Multipass abrasive waterjet (AWJ) milling is preferred for achieving high material removal, surface quality, and the local form of the target feature. However, the lack of generic models for the kerf generated in multipass erosion for realizing complex features limits AWJ’s penetration into the industry. The kerf formed in multipass erosion involves a complex physical phenomenon, which is influenced by the jet characteristics and the way of material removal (MR). This work proposes a generic kerf cross-section profile (CP) prediction model in multipass milling on Ti-6Al-4 V alloy. The proposed approach integrates the jet flow dynamics (JFD) model with the analytical-based MR model, along with understanding the complex physical phenomenon involved in kerf formation towards realizing a comprehensive model. It considers the abrasive's kinetic power change with effective jet divergence, effective standoff distance, local particle impact angles made with the previous kerf, and the dynamic jet-material property, under varying jet traverse rate (Vf) and the number of passes (N).

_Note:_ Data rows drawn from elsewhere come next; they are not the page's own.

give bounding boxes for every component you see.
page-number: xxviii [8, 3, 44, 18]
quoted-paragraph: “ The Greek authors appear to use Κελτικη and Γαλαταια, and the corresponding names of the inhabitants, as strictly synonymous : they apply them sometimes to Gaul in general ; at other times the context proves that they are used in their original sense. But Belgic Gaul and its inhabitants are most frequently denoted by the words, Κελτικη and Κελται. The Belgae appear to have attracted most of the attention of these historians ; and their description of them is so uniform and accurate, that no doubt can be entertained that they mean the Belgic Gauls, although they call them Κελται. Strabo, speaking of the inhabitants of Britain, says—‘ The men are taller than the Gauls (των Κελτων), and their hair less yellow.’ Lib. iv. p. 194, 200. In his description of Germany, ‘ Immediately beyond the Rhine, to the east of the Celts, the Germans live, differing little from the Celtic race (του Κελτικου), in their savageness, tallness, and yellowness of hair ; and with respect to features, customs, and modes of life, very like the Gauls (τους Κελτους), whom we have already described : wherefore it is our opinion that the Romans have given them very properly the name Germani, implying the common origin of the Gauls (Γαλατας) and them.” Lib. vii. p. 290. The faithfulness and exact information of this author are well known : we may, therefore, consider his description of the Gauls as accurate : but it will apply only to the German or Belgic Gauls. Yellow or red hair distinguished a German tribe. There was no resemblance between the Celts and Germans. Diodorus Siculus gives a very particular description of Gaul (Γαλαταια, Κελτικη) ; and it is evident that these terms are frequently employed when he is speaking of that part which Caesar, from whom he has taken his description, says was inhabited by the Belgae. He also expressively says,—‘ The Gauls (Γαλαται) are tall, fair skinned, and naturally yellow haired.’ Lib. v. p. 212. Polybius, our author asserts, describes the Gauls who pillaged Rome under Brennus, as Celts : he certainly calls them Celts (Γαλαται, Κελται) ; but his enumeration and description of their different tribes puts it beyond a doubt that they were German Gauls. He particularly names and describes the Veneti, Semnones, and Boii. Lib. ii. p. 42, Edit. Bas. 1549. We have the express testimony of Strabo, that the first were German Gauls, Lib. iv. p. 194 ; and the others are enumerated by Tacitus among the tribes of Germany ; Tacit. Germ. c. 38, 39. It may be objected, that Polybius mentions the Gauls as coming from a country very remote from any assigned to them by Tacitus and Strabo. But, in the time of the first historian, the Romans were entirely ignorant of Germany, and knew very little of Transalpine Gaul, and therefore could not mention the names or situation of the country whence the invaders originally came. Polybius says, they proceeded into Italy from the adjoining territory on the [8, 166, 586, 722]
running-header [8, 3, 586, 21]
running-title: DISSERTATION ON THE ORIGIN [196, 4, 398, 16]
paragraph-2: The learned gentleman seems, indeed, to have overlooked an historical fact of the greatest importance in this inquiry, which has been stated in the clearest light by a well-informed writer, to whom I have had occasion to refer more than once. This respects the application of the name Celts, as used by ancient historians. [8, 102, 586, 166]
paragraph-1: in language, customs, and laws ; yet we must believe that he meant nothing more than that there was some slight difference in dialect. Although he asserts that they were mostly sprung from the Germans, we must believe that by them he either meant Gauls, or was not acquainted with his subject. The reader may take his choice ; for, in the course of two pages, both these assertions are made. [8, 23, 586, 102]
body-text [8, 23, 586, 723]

The proposed model was assessed for its generalization capability by comparing the predicted CPs against experimental ones under varying Vf and N. The results show that the evaluated abrasive kinetic power distribution obtained from the JFD model resembles the inverted kerf CPs. The comprehensive model predicted the CPs with a maximum mean absolute error of 64.5 μm and the centreline depth with a maximum error of 2.2% under the variation of Vf (1000–5000 mm/min) and N (1–9). The modelled kerf CPs conformed with the experimental ones with a 0.97 correlation coefficient.